Так и не поймав ускользающую мысль, я переключилась на придирчивое изучение внешности Эдиллии. С неудовольствием признав, что предыдущая лэй Брэмвейл была красива, я отметила неприятный взгляд, капризность, проскальзывающую в выражении лица, и слишком уж яркий, почти вульгарный цвет волос. Бесспорно, в рыжей было во что влюбиться, но неужели Грэгори не заглядывал дальше смазливой оболочки? Или просто портретист попался не из лучших? Последнюю версию опровергало неимоверное сходство рисованного Грэга с оригиналом. А может, художник питал к Эдиллии личную неприязнь? Сбоку послышался резкий щелчок, я вздрогнула и повернула голову, палец, соскользнув с рамы, коснулся рисунка. Руку пронзило холодом, в глазах потемнело, я еще успела заметить, как возвращается на место, закрывая нишу, панель, и утонула в беспамятстве.
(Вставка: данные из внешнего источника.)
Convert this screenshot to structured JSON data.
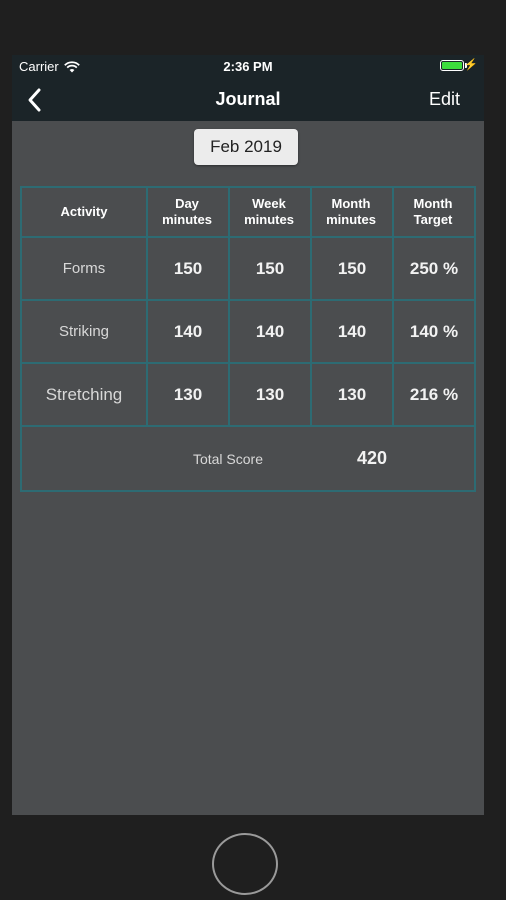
{
  "status": {
    "carrier": "Carrier",
    "time": "2:36 PM",
    "battery_level": 1.0
  },
  "nav": {
    "title": "Journal",
    "edit_label": "Edit"
  },
  "month": "Feb 2019",
  "table": {
    "headers": [
      "Activity",
      "Day minutes",
      "Week minutes",
      "Month minutes",
      "Month Target"
    ],
    "rows": [
      {
        "activity": "Forms",
        "day": "150",
        "week": "150",
        "month": "150",
        "target": "250 %"
      },
      {
        "activity": "Striking",
        "day": "140",
        "week": "140",
        "month": "140",
        "target": "140 %"
      },
      {
        "activity": "Stretching",
        "day": "130",
        "week": "130",
        "month": "130",
        "target": "216 %"
      }
    ],
    "total_label": "Total Score",
    "total_value": "420"
  },
  "colors": {
    "nav_bg": "#1b2428",
    "screen_bg": "#4b4d4f",
    "grid": "#2d6b73",
    "battery": "#3ddc3d"
  }
}
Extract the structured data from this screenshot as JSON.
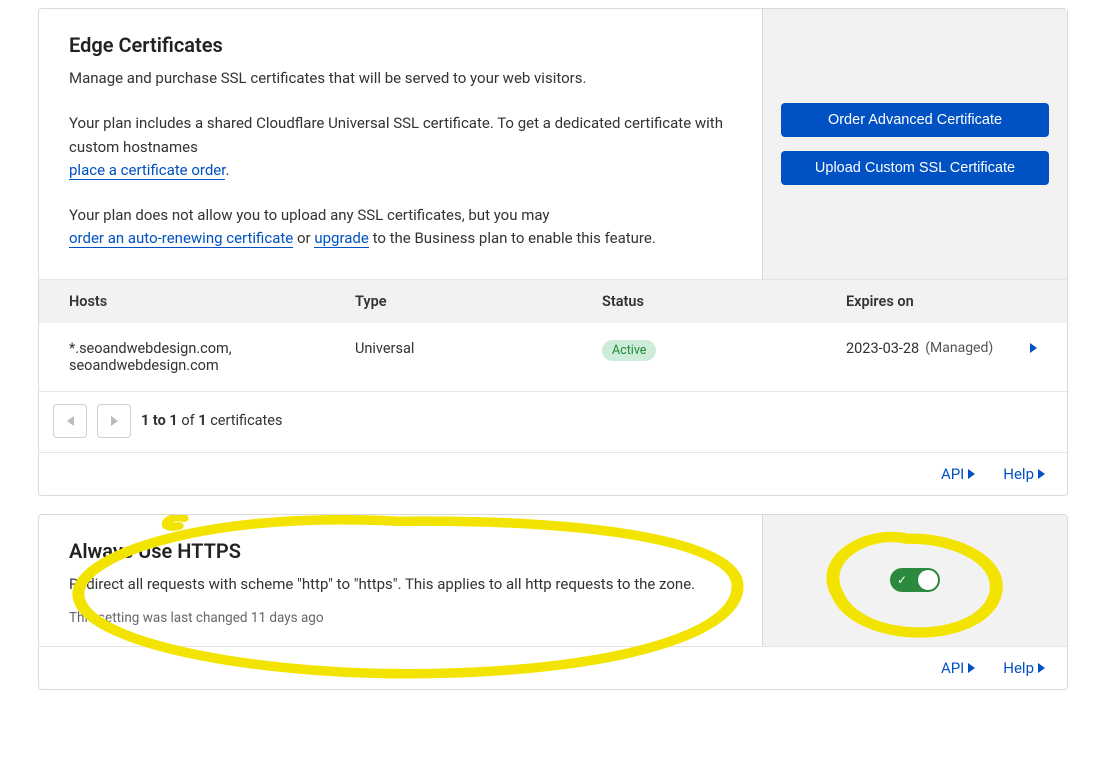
{
  "edge": {
    "title": "Edge Certificates",
    "intro": "Manage and purchase SSL certificates that will be served to your web visitors.",
    "plan_line_a": "Your plan includes a shared Cloudflare Universal SSL certificate. To get a dedicated certificate with custom hostnames",
    "link_place_order": "place a certificate order",
    "no_upload_line_a": "Your plan does not allow you to upload any SSL certificates, but you may",
    "link_auto_renew": "order an auto-renewing certificate",
    "or_word": "or",
    "link_upgrade": "upgrade",
    "no_upload_line_b": "to the Business plan to enable this feature.",
    "btn_order_adv": "Order Advanced Certificate",
    "btn_upload_custom": "Upload Custom SSL Certificate",
    "cols": {
      "hosts": "Hosts",
      "type": "Type",
      "status": "Status",
      "expires": "Expires on"
    },
    "rows": [
      {
        "hosts": "*.seoandwebdesign.com, seoandwebdesign.com",
        "type": "Universal",
        "status": "Active",
        "expires": "2023-03-28",
        "managed": "(Managed)"
      }
    ],
    "pagination_html_parts": {
      "a": "1 to 1",
      "b": "of",
      "c": "1",
      "d": "certificates"
    },
    "footer": {
      "api": "API",
      "help": "Help"
    }
  },
  "https": {
    "title": "Always Use HTTPS",
    "desc": "Redirect all requests with scheme \"http\" to \"https\". This applies to all http requests to the zone.",
    "note": "This setting was last changed 11 days ago",
    "toggle_on": true,
    "footer": {
      "api": "API",
      "help": "Help"
    }
  }
}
Чернота то рассеивалась грязно-серым туманом, то опять сгущалась, пока не исчезла в один миг, словно кто-то одним рывком поднял занавес. Я все так же лежала на кровати, но комната явно была другой. Полог отсутствовал, а потолок радовал глаз изящным орнаментом. Я попыталась пошевелиться. Руки и ноги хоть и ощущались странно легкими, но двигались, как обычно. Осторожно, чтобы вдруг не потерять сознание еще раз, я села и огляделась по сторонам. На резных столбиках кровати были закреплены глубокие чаши с фасваровой крошкой, а с потолка на цепи спускалась трехъярусная люстра с пляшущими в прозрачных сферах язычками белого пламени.
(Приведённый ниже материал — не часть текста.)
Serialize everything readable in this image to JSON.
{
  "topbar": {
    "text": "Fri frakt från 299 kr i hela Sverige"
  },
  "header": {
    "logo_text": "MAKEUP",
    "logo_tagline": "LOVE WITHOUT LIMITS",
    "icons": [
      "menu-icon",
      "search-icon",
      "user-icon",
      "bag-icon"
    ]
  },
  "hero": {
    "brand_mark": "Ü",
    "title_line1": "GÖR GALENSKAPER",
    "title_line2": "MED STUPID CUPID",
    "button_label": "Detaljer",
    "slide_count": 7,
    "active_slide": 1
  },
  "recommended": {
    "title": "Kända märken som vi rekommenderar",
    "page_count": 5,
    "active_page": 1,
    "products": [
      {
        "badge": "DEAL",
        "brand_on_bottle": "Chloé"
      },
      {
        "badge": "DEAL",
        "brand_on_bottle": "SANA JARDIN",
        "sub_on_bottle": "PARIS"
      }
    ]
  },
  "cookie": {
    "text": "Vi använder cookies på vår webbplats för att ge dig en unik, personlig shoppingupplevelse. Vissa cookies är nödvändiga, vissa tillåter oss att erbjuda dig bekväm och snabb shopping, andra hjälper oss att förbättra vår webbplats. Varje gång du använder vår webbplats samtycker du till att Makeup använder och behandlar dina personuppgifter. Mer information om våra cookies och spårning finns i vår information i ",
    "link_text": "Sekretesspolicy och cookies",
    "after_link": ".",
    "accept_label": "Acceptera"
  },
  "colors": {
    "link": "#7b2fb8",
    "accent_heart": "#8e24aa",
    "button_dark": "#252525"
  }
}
Слева тяжелые, окаймленные витым шнуром шторы, вероятно, скрывали окна. Справа выстроились три одинаковых шкафа, а в промежутках между ними висели два огромных зеркала. В центре дальней стены находилась массивная двустворчатая дверь, а по бокам от нее — две двери поменьше. Преобладание зеленого в интерьере навевало приятные ассоциации с ухоженным, только что умытым ливнем садом, темные деревянные поверхности лишь усиливали сходство, а небольшие вкрапления позолоты добавляли обстановке роскоши. У того, кто выбирал все это, определенно был хороший вкус.
Средняя дверь распахнулась, и в спальню шагнул Грэгори. Лицо его было сильно осунувшимся, если не сказать — изможденным, а на черной форме охотника пятнами осела белесая пыль.
— Ты еще не спишь, дорогая? — негромко спросил он.